En el libro también da cuenta de la Veuve Clicquot, la gran dama del champagne, un producto de la contrarrevolución. “Ella pertenecía a esas burguesías que querían ser nobles y cuando cae la Revolución Francesa se tiene que camuflar para que no la mataran. Después se casa con un hijo de nobles que tenía viñedos y cuando él se muere, ella empieza a descubrir el champagne.” No por nada a las mujeres nos encanta el champagne, pero lejos de visibilizar esta historia de su nacimiento, algunas marcas crean champagnes en versión “rosa” para nosotras.

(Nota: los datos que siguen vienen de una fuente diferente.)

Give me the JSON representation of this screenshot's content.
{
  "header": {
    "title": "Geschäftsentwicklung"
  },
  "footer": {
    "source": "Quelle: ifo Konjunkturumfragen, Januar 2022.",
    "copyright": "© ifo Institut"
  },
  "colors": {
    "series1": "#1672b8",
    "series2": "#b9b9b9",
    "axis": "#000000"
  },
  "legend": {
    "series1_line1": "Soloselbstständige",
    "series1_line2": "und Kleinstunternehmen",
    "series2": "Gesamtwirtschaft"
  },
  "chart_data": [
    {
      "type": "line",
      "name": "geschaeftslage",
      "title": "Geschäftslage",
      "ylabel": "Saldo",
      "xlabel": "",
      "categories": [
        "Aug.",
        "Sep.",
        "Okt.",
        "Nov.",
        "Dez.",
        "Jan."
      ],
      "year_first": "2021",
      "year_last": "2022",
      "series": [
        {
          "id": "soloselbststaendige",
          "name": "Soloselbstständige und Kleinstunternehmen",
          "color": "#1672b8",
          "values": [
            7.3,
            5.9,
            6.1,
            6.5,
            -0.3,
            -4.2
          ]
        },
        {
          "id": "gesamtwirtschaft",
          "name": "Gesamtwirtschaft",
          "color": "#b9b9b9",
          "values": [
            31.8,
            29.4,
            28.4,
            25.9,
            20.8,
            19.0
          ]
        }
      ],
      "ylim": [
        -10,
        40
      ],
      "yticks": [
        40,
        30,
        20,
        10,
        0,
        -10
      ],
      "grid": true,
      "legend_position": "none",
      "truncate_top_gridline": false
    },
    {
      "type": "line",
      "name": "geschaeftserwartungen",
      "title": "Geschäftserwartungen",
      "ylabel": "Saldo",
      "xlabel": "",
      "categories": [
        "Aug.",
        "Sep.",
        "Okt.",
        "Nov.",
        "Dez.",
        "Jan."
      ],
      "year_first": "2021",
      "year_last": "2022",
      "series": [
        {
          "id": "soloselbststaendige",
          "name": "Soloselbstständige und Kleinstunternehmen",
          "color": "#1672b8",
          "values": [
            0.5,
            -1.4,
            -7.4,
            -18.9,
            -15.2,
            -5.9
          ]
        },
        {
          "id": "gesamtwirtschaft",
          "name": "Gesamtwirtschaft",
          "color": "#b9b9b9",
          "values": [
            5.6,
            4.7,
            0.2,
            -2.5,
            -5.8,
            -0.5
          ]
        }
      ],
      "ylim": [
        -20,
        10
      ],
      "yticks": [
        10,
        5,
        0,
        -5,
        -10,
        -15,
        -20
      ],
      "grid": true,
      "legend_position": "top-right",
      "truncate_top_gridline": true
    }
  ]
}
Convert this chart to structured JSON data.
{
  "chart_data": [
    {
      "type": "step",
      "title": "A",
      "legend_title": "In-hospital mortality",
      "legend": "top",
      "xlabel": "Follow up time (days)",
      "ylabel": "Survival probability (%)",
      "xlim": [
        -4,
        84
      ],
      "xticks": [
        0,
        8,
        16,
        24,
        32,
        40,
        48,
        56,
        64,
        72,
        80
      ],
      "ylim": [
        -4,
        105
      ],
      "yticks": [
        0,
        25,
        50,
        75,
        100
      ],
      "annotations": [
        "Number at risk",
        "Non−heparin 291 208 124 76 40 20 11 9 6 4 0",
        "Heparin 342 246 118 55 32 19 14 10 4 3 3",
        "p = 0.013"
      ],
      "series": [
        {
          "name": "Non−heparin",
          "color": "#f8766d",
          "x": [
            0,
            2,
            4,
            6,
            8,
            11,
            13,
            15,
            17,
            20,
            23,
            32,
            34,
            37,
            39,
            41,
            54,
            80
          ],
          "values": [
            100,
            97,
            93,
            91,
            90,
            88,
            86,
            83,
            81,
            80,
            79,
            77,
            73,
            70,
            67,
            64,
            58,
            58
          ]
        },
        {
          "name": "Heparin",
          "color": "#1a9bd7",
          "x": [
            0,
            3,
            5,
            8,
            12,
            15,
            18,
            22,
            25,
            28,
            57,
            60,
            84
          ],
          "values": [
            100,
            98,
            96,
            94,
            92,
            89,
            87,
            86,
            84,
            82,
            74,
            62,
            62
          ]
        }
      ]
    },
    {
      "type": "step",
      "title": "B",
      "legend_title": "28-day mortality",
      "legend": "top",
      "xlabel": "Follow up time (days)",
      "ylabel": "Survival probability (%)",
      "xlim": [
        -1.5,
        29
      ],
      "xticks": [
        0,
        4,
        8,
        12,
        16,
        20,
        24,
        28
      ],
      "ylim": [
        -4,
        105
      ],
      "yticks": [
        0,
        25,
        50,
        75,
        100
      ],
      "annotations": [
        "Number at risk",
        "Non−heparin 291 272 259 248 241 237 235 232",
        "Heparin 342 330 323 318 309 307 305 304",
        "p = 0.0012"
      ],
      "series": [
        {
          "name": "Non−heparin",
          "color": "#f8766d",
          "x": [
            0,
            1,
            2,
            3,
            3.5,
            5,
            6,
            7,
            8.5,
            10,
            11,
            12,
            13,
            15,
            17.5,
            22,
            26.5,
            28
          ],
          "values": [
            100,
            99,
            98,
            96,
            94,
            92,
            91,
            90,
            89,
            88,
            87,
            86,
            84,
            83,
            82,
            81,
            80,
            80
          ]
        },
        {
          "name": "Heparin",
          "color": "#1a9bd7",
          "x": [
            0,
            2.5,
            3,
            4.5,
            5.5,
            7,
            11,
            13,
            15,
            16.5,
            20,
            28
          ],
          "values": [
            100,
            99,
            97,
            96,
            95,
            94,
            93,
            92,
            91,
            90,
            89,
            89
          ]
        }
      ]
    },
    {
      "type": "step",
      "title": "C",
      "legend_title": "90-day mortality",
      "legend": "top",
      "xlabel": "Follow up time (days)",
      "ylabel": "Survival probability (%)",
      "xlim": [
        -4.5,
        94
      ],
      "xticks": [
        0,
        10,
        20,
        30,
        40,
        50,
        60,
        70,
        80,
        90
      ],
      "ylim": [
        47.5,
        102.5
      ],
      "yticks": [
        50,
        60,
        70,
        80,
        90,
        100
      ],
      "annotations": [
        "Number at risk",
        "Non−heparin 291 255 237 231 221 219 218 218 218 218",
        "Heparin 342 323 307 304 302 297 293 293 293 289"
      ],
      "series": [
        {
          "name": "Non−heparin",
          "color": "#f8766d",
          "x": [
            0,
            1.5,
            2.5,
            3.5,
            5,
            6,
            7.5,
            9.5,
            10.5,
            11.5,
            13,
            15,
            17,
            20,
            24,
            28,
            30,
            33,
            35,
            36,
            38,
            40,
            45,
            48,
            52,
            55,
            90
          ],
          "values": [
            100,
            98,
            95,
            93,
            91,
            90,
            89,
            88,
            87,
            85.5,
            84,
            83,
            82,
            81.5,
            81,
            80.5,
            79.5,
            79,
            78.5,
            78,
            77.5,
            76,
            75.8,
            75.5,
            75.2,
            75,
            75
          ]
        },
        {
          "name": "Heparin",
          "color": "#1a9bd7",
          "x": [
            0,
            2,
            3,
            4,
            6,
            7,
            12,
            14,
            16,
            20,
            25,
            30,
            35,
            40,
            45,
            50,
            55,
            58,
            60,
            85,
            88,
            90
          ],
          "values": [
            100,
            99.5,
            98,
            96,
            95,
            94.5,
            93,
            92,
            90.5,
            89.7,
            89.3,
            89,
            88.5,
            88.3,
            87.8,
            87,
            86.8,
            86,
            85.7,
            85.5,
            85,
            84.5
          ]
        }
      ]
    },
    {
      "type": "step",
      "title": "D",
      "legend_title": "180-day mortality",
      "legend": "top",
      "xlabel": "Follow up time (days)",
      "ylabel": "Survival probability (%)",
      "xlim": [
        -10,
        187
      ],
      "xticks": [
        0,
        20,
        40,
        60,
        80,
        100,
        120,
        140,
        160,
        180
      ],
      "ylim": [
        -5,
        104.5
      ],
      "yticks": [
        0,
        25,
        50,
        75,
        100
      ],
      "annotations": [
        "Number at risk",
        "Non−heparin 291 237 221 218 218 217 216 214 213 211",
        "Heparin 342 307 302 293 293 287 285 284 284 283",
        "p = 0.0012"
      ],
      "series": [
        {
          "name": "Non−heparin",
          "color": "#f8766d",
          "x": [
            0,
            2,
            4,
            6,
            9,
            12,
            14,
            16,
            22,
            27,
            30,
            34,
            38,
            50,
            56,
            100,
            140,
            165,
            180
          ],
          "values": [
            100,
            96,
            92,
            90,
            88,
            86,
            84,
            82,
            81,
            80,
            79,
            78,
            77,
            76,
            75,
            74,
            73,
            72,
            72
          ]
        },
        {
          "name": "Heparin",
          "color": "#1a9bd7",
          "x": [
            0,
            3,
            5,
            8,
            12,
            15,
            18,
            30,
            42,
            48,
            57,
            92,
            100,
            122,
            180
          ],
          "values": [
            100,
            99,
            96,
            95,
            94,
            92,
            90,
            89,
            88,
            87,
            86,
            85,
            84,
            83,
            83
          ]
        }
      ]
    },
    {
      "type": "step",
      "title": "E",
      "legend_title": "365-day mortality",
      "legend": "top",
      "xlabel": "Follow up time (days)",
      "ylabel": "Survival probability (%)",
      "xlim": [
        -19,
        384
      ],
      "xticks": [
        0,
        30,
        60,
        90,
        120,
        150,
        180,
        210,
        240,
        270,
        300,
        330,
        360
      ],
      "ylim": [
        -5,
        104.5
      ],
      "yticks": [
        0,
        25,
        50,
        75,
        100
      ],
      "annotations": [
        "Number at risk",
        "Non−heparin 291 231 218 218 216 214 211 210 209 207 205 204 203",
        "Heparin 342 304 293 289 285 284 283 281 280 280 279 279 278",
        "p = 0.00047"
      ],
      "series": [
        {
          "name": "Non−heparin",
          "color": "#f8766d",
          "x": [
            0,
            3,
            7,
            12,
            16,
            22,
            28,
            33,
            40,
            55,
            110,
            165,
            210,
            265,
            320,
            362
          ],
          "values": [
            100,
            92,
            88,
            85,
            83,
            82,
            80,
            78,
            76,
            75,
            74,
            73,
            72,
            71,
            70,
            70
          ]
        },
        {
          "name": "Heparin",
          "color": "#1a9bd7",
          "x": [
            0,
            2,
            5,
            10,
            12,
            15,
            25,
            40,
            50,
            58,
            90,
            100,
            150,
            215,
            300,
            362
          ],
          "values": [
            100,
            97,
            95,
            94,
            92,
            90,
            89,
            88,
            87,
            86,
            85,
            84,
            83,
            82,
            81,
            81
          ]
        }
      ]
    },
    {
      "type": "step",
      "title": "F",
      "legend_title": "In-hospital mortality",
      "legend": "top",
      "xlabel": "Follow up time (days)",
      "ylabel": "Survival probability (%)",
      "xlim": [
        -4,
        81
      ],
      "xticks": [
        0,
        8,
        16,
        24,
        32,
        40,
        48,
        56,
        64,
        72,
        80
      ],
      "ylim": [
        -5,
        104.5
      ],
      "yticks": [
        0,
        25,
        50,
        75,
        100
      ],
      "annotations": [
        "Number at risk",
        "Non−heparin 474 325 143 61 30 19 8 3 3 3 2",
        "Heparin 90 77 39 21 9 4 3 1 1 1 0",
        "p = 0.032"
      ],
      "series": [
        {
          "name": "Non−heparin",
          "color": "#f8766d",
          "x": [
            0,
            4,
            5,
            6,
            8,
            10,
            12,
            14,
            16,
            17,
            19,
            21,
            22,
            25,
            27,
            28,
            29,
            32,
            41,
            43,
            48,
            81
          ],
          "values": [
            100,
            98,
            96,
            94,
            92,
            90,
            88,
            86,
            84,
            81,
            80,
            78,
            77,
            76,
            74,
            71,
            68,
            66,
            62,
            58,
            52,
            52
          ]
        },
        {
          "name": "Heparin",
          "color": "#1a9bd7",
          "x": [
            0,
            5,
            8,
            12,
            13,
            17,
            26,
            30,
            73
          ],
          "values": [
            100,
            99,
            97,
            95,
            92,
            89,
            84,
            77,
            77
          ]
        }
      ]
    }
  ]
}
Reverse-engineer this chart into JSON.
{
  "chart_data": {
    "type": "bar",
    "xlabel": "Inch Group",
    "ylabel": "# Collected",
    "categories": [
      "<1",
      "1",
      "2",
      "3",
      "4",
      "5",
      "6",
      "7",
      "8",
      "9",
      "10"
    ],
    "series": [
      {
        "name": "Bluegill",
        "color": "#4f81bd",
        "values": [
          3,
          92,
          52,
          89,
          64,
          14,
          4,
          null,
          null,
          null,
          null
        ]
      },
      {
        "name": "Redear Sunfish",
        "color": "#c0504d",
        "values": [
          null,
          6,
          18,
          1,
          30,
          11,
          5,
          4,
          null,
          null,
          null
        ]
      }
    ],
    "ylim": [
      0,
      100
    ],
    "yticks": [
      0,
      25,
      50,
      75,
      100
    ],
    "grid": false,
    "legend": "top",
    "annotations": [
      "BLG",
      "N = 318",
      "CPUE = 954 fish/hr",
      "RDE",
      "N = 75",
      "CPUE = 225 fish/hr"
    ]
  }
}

Aquello de la “reina de la vendimia”, “la reina de la manzana”, es citado por Cerutti para preguntarse por el valor de esa figura, tan estática e idealizada que saluda con la manito desde la carroza y se despoja de todo lo humano que tiene esa mujer “elegida”. Esa imagen que hoy persiste en las publicidades asociada a la reina soporífera, que desfila como princesa pero no la pasa bien (y además es acusada de tonta) es el origen de esta investigación que bucea en el alma femenina y propone no quedarse en la ebriedad pero tampoco en los laureles de la bella durmiente. Respecto del presente del vino, Cerutti cuenta que en Europa es mayor el avance de la mujer. “Producen con técnicas biodinámicas. También descorchan en casa, toman solas. (...) Según la última encuesta que se hizo para el proyecto El Vino Argentino, la participación de la mujer en el consumo es potencial. Pero hoy parecería que, desde la comunicación y según los intereses de mercado, el consumo de vino está dirigido al hombre.” Por eso Cerutti propone salir de esos esquemas que intentan mercantilizar el consumo, siendo que a las mujeres nos pueden gustar los vinos más agresivos y, por qué no, emborracharnos en público sin temor, como ella vio tantas veces en las mujeres de su familia, ya que además de emborracharnos, el alcohol propicia el encuentro y “suelta” más de un alma rígida. Cerutti viene de una familia productora de vinos de Mendoza y no tiene registro en su memoria de una época en la que no tomara vino rebajado con soda, así que la imagen de la mujer siempre estable, siempre elegante y con una copa en la mano sólo de adorno le resulta ridícula al lado de su propia tradición, que ponía a los niños a dormir con un chupete humedecido en “la sangre de Cristo”.